L’un des pionniers de l’étude des modes de vulgarisation scientifique en France, Baudouin Jurdant, défend l’hypothèse selon laquelle la diffusion du savoir remplirait une fonction d’oralisation de la science profitant aussi bien au scientifique qui vulgarise qu’au public qu’il est censé informer. Il s’agirait non pas d’une dégradation du savoir pur mais du cœur même du fonctionnement de la science moderne, la condition de son existence comme culture :
Ce qui m’a mis la puce à l’oreille de cette réflexivité, c’est ce qui s’est passé un jour où, à une conférence sur la vulgarisation scientifique, on avait invité, certains d’entre vous l’ont peut-être connu, Michel Crozon. Michel Crozon est physicien des particules, grand vulgarisateur, homme tout à fait agréable et très intéressant. À la conférence, on lui a demandé « Pourquoi vulgariser ? », ce qui était le sujet même de la conférence. Et c’est lui qui était le premier interlocuteur. Et immédiatement, il a dit : « Pourquoi je vulgarise ? Voilà, c’est pour mieux comprendre ce que je fais. ». Et dans cette parole, ce qu’il exprime de façon absolument claire et évidente, c’est le désir d’une certaine réflexivité. « Pour mieux comprendre ce que je fais ». Ne soupçonnez pas Michel Crozon d’être un mauvais physicien ou un physicien qui ne comprenait pas ses formules, non, ce n’est pas du tout ça. La contrainte de parler, d’exposer, de présenter la science spécialisée dont il était porteur, à un public profane, à un public qui n’y connaît rien, c’est ça qui lui permettait à lui, de mieux comprendre ce qu’il faisait. C’est là le bénéfice que lui trouvait à vulgariser.
« Chercheurs et chercheuses sont égaux devant la vulgarisation »

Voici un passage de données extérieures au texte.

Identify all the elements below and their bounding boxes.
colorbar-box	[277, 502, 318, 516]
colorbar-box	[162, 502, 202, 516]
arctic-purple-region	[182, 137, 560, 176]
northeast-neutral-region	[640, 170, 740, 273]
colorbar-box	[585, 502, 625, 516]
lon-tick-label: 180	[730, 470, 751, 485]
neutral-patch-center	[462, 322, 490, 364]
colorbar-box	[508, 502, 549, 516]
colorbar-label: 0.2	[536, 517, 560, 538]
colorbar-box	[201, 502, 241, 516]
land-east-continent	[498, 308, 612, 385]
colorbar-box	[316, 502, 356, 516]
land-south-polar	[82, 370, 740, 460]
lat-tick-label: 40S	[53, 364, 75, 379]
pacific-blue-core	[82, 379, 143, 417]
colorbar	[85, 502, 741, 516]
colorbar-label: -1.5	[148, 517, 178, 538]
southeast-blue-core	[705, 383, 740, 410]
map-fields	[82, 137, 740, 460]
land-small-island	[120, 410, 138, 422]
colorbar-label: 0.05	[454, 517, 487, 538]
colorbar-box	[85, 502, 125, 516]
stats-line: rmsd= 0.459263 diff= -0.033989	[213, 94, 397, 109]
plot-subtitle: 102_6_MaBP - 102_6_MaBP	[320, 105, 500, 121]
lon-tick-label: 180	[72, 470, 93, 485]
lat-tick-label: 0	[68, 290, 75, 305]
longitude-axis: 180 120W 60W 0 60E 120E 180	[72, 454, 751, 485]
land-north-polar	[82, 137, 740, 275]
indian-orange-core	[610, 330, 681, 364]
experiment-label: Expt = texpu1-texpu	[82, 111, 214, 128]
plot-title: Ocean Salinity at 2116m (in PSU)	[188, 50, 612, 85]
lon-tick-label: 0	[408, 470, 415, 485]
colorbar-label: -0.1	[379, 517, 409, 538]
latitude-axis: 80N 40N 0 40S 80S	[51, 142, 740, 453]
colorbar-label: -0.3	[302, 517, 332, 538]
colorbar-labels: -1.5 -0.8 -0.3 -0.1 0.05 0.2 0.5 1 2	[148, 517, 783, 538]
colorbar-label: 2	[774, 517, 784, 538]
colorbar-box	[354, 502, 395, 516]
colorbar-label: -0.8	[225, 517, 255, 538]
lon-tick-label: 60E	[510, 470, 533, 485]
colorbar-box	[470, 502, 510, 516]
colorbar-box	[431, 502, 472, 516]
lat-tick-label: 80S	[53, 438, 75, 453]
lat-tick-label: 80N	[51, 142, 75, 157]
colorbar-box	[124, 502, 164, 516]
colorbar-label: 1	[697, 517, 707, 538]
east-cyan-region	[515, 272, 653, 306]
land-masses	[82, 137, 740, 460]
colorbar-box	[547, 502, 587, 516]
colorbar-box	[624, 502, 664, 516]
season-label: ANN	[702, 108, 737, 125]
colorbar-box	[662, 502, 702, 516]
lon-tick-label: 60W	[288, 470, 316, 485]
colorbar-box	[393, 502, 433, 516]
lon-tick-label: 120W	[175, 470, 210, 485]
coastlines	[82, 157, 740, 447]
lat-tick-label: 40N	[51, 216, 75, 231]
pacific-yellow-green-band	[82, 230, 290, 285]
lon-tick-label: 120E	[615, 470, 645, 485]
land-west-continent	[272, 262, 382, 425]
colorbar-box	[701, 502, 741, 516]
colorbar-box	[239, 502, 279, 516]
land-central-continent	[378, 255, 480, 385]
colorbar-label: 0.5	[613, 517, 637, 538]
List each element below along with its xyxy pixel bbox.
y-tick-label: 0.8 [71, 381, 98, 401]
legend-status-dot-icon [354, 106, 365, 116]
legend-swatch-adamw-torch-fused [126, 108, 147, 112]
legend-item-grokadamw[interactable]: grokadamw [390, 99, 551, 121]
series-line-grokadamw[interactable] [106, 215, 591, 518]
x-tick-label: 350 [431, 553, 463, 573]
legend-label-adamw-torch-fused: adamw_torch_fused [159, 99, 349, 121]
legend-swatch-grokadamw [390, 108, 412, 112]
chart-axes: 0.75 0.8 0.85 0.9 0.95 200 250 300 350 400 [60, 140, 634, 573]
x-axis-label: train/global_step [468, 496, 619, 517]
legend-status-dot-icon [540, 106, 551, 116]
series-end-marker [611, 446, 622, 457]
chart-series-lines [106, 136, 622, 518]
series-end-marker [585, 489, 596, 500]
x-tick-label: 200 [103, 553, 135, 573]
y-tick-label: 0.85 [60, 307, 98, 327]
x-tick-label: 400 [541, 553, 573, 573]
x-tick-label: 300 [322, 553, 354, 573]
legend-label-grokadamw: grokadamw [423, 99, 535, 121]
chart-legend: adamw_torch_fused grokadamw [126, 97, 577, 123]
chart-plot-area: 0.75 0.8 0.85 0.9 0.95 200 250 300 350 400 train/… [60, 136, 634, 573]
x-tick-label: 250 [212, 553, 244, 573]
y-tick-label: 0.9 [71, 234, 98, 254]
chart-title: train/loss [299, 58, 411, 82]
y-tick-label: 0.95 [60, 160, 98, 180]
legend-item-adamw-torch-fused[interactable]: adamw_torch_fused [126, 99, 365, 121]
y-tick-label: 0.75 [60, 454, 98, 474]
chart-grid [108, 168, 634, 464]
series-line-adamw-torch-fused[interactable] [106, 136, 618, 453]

Dans ses travaux ayant pour terrain la Suisse, Fabienne Crettaz Von Roten a constaté que la structure pyramidale des rétributions et des ressources dans la communauté scientifique se retrouve dans les activités de médiation : les femmes participent moins que les hommes et leurs activités de vulgarisation sont perçues comme une perte de qualité scientifique lors des procédures de nomination, alors que chez les hommes la vulgarisation est valorisée comme moyen de toucher le grand public ! Chercheurs, pensez-y la prochaine fois qu’un média vous sollicitera en lieu et place d’une collègue tout aussi experte du sujet…
« La vulgarisation par l’art ne peut pas être efficace sans vulgarisation scientifique »
Les collaborations art-science sont à la mode, mais les chercheurs les réduisent souvent à des effets si elles ne sont pas accompagnées d’une vraie médiation scientifique. Dans une étude menée au Jardin des plantes de Paris, Joanne Clavel a étudié la réception par le public d’un spectacle de danse à contenu scientifique, pour comprendre comment il en construit le sens.
Où il s’avère que le prospectus “scientifique” qui accompagne le spectacle est finalement très peu lu : les spectateurs sont surpris par le spectacle de danse qui se déroule dans les allées de la ménagerie et s’arrêtent pour y assister. Une fois leur intérêt enclenché, ils comprennent ce qu’ils voient (plus de 80 % des spectateurs ont reconnu une interprétation d’oiseaux), et ressentent des émotions assez fortes (note moyenne de 3,5 sur une échelle allant de -5 à 5). Il s’agit clairement d’une approche alternative à la transmission de connaissances : la médiation par la danse renvoie aux dimensions esthétiques et sensibles de la biologie de la conservation et pas uniquement à sa dimension cognitive classique ; mais cette approche donne des résultats également valables.